Foot and ankle deformities are reported to be the most disabling problems with PHLE. In many cases, there is distal tibial and talar dysplasia causing varying degrees of malformed and maloriented ankle joint surfaces. The concave distal tibial articular surface along with the rounded talar dome in the frontal plane are the parts of the anomaly termed as ball and socket ankle joint. Subtalar coalition is another deformity that may be included in the spectrum of anomalies involving the foot and ankle [3], [4], [5]. The coalition may be massive, and may cause ankle pain as it does in our case. The radiographic imaging of our patient revealed the ball and socket ankle joint configuration along with the bony synostosis of talus, calcaneus, navicular, and cuboid. Such extensive fusions of the hindfoot are very rare, and they are commonly associated with congenital syndromes such as PHLE and Alpert syndrome [6]. The deficiency of the 5th ray was also evident on the foot radiographs of our patient. The absence of 1 or more foot rays (the lateral ones) is a frequent finding in patients with PHLE [4].
The management of the patients with PHLE should consider both the functional and the cosmetic needs. Creation of a highly individualized reconstructive surgical plan is of great importance for management. The goal of this plan is to correct all of the deformities and deficiencies in the fewest number of surgeries spread throughout the growth years of the child.

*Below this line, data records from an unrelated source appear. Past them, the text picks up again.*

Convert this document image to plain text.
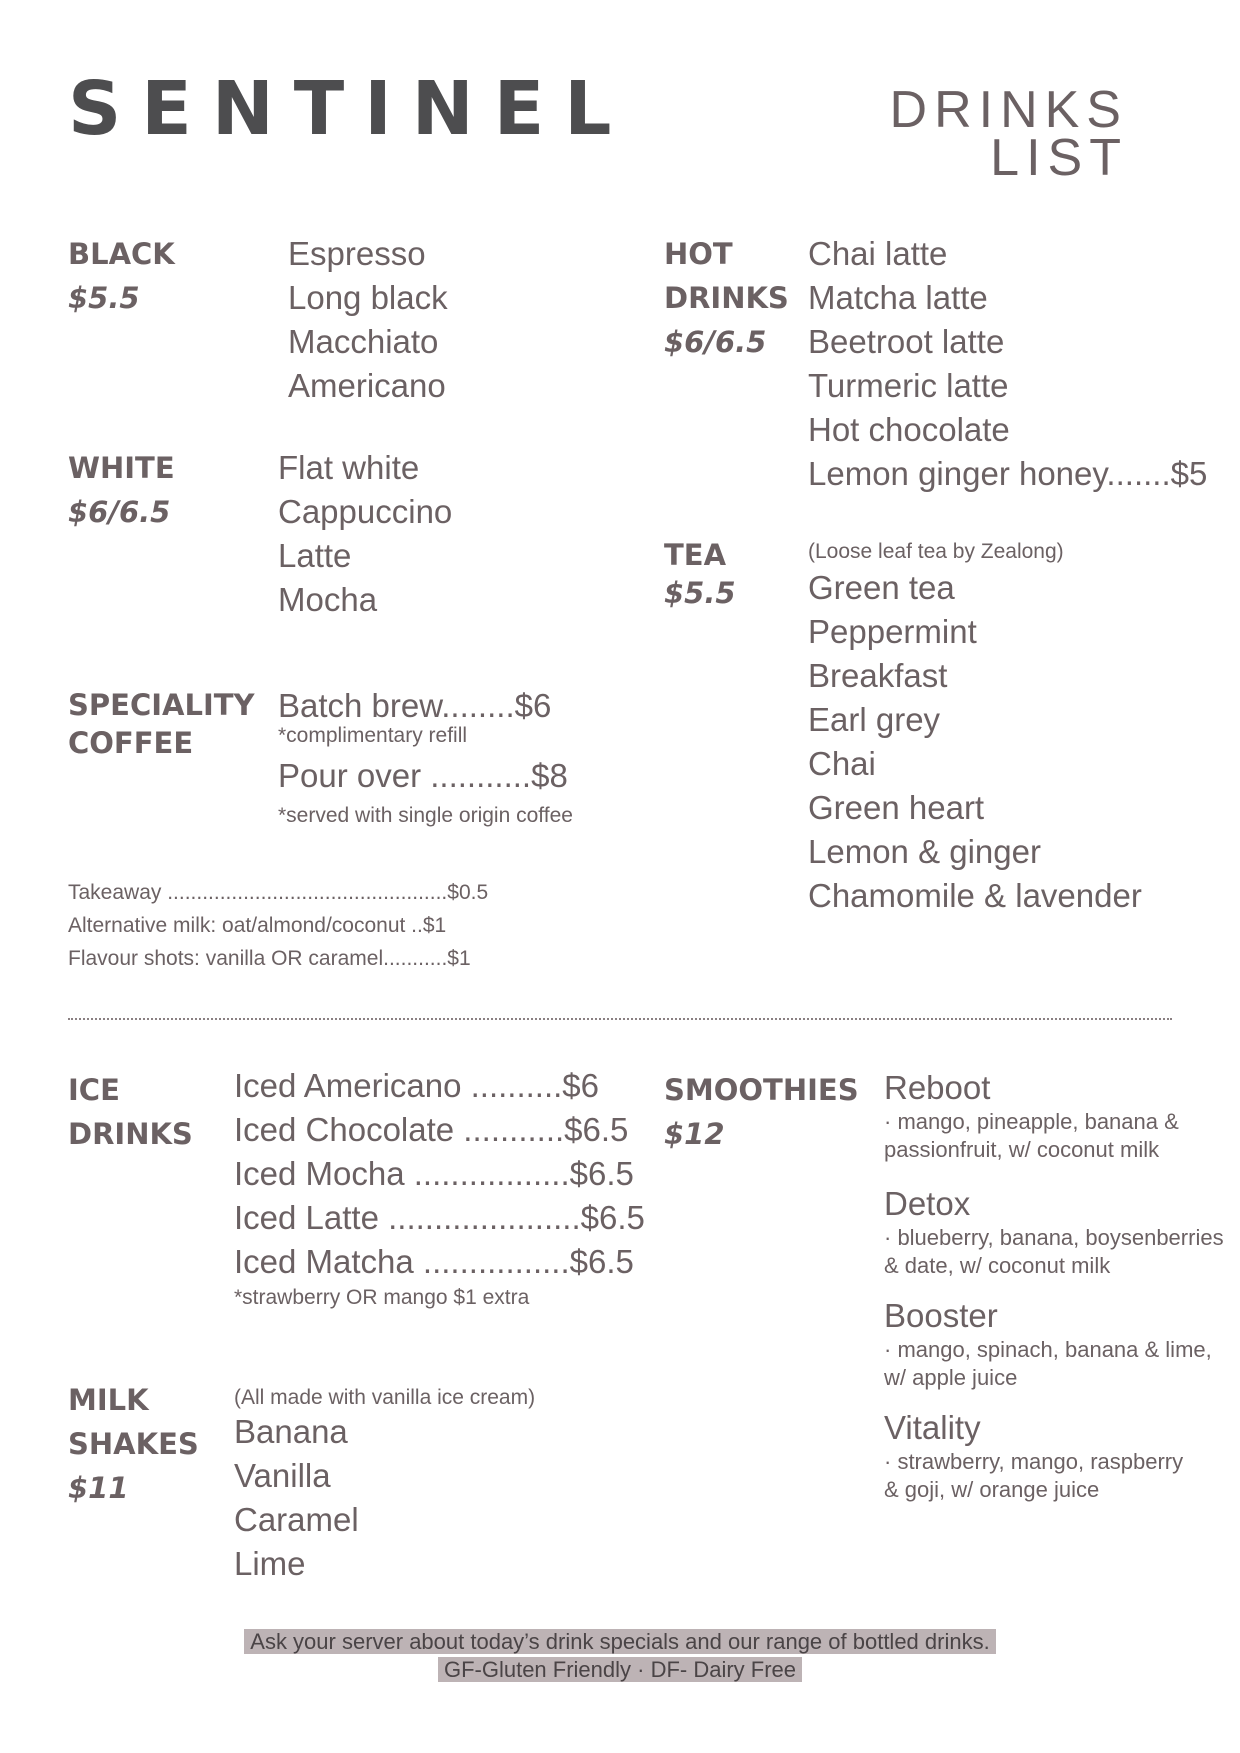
SENTINEL	DRINKS
LIST
BLACK
$5.5
Espresso
Long black
Macchiato
Americano
WHITE
$6/6.5
Flat white
Cappuccino
Latte
Mocha
SPECIALITY
COFFEE
Batch brew........$6
*complimentary refill
Pour over ...........$8
*served with single origin coffee
Takeaway ................................................$0.5
Alternative milk: oat/almond/coconut ..$1
Flavour shots: vanilla OR caramel...........$1
HOT
DRINKS
$6/6.5
Chai latte
Matcha latte
Beetroot latte
Turmeric latte
Hot chocolate
Lemon ginger honey.......$5
TEA
$5.5
(Loose leaf tea by Zealong)
Green tea
Peppermint
Breakfast
Earl grey
Chai
Green heart
Lemon & ginger
Chamomile & lavender
ICE
DRINKS
Iced Americano ..........$6
Iced Chocolate ...........$6.5
Iced Mocha .................$6.5
Iced Latte .....................$6.5
Iced Matcha ................$6.5
*strawberry OR mango $1 extra
MILK
SHAKES
$11
(All made with vanilla ice cream)
Banana
Vanilla
Caramel
Lime
SMOOTHIES
$12
Reboot
· mango, pineapple, banana &
passionfruit, w/ coconut milk
Detox
· blueberry, banana, boysenberries
& date, w/ coconut milk
Booster
· mango, spinach, banana & lime,
w/ apple juice
Vitality
· strawberry, mango, raspberry
& goji, w/ orange juice
Ask your server about today’s drink specials and our range of bottled drinks.
GF-Gluten Friendly · DF- Dairy Free
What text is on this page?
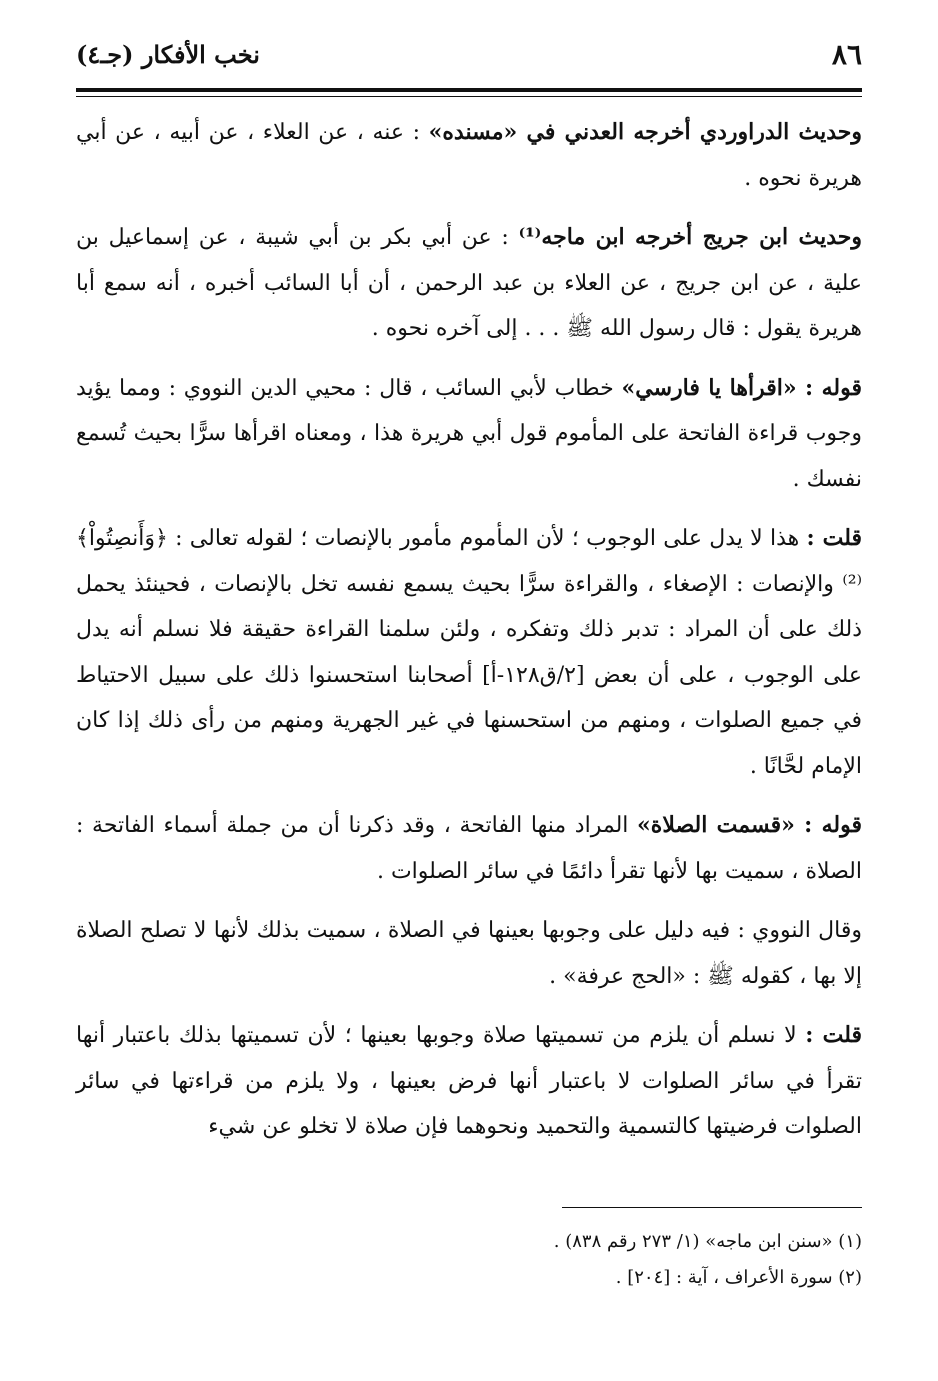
٨٦
نخب الأفكار (جـ٤)

وحديث الدراوردي أخرجه العدني في «مسنده» : عنه ، عن العلاء ، عن أبيه ، عن أبي هريرة نحوه .

وحديث ابن جريج أخرجه ابن ماجه⁽¹⁾ : عن أبي بكر بن أبي شيبة ، عن إسماعيل بن علية ، عن ابن جريج ، عن العلاء بن عبد الرحمن ، أن أبا السائب أخبره ، أنه سمع أبا هريرة يقول : قال رسول الله ﷺ . . . إلى آخره نحوه .

قوله : «اقرأها يا فارسي» خطاب لأبي السائب ، قال : محيي الدين النووي : ومما يؤيد وجوب قراءة الفاتحة على المأموم قول أبي هريرة هذا ، ومعناه اقرأها سرًّا بحيث تُسمع نفسك .

قلت : هذا لا يدل على الوجوب ؛ لأن المأموم مأمور بالإنصات ؛ لقوله تعالى : ﴿وَأَنصِتُواْ﴾⁽²⁾ والإنصات : الإصغاء ، والقراءة سرًّا بحيث يسمع نفسه تخل بالإنصات ، فحينئذ يحمل ذلك على أن المراد : تدبر ذلك وتفكره ، ولئن سلمنا القراءة حقيقة فلا نسلم أنه يدل على الوجوب ، على أن بعض [٢/ق١٢٨-أ] أصحابنا استحسنوا ذلك على سبيل الاحتياط في جميع الصلوات ، ومنهم من استحسنها في غير الجهرية ومنهم من رأى ذلك إذا كان الإمام لحَّانًا .

قوله : «قسمت الصلاة» المراد منها الفاتحة ، وقد ذكرنا أن من جملة أسماء الفاتحة : الصلاة ، سميت بها لأنها تقرأ دائمًا في سائر الصلوات .

وقال النووي : فيه دليل على وجوبها بعينها في الصلاة ، سميت بذلك لأنها لا تصلح الصلاة إلا بها ، كقوله ﷺ : «الحج عرفة» .

قلت : لا نسلم أن يلزم من تسميتها صلاة وجوبها بعينها ؛ لأن تسميتها بذلك باعتبار أنها تقرأ في سائر الصلوات لا باعتبار أنها فرض بعينها ، ولا يلزم من قراءتها في سائر الصلوات فرضيتها كالتسمية والتحميد ونحوهما فإن صلاة لا تخلو عن شيء

(١) «سنن ابن ماجه» (١/ ٢٧٣ رقم ٨٣٨) .
(٢) سورة الأعراف ، آية : [٢٠٤] .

Surgical methods including limb lengthening, epiphysiodesis, amputation, or prosthetic rehabilitation are available in order to achieve equal limb length and functional hip, knee, and ankle joints [2], [5].
Informed consent for publication: applicable.
Footnotes
Informed consent: Informed consent for publication was obtained from the patient.
Conflict of interest: The authors declare that they have no conflict of interest.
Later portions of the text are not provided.